German Culture

A month ago, the police assault on Kitty O’Brien, an Irish activist attending a pro-Palestine demonstration in Berlin, made the news nationally and internationally. It was another reminder of the repression and violence the German state employs against Palestine solidarity. Often racialised and steeped in Islamophobia, the German anti-Palestine drive is to be observed through a lens wider than merely writing it off as an aberration. 

While it is true that the commitment to supporting Israel is cited as Germany’s Staatsräson, such a tendency does not exist as an aberration or an outlier, but as a natural complement to imperialism.

When in 1967 the German police murdered Benno Ohnesorg at a protest, a columnist in Die Zeit wrote that “it is a senseless task to try to make sense of the senseless death of Benno Ohnesorg.” Neue Ruhr Zeitung’s line was that “there is not a single argument that could ascribe any meaning whatsoever to the death of Benno Ohnesorg.”

None of this, of course, was true. The state violence in Germany then, as now, went hand in hand with its remilitarisation. The same teeth they show in Berlin are the teeth they show at the borders of Germany and the EU, and the teeth they show in West Asia, arming Israel and having it do “their dirty work”. “Twenty-five years late, and in Sinai, Bild finally won the battle of Stalingrad,” wrote Ulrike Meinhof in 1967; the German state and media still wage one continuous imperialist war through their proxies, through their industry, and through the literal mobilisation of the European Union.

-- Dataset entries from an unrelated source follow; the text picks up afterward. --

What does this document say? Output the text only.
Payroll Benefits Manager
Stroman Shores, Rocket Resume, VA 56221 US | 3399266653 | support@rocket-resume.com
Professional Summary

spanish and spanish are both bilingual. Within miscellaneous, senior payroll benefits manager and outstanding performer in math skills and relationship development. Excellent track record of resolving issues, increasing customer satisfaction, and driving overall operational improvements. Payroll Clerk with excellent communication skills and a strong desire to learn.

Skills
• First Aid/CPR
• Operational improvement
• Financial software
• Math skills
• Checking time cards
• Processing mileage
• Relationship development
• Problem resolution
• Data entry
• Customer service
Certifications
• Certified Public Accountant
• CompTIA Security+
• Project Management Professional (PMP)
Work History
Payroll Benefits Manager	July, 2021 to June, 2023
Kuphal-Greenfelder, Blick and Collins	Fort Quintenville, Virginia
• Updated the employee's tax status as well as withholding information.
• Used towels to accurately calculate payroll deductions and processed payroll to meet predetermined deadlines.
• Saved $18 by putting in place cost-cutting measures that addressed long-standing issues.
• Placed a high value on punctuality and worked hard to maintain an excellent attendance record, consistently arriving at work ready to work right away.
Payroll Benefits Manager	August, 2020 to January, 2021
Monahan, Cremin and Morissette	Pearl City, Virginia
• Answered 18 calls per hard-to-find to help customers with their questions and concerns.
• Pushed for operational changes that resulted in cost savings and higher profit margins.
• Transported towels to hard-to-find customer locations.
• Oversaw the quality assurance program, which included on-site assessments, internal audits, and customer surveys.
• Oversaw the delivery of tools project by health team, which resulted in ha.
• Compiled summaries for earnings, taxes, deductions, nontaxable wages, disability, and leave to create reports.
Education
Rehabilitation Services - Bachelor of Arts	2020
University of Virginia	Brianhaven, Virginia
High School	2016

It is this project that the government coalition in Dublin wants to draw the 26 Counties into, marching into a future where not only are Irish troops to be sent into imperialist wars, but where we are also forced to sever every thread of meaningful solidarity we have. Solidarity is not within the class interest of capital; it is an obstacle to its domination. Solidarity breeds class consciousness: solidarity teaches us about connected struggles and their core.

Solidarity also teaches us where our power is: in exercising our ability to withhold labour, to enforce our sovereignty that originates from us, not from abstractions or ideas, and to turn the voice of protest into the force of resistance.

We should be consistently reminded that the hard power of police and military stems from the same source as the soft power of German culture-washing—financing social movements, campaigns and causes in the West under the flag of imperialist leftism and exclusive bourgeois solidarity. 

The normalisation of German cultural institutions, the art industry, and even the German political party foundations in the Irish public discourse needs serious reconsideration. Such normalisation is commonplace in Irish left spaces: criticism of this tendency can and should open a space for political education and understanding of imperialism, rather than be an exercise in moralist positioning.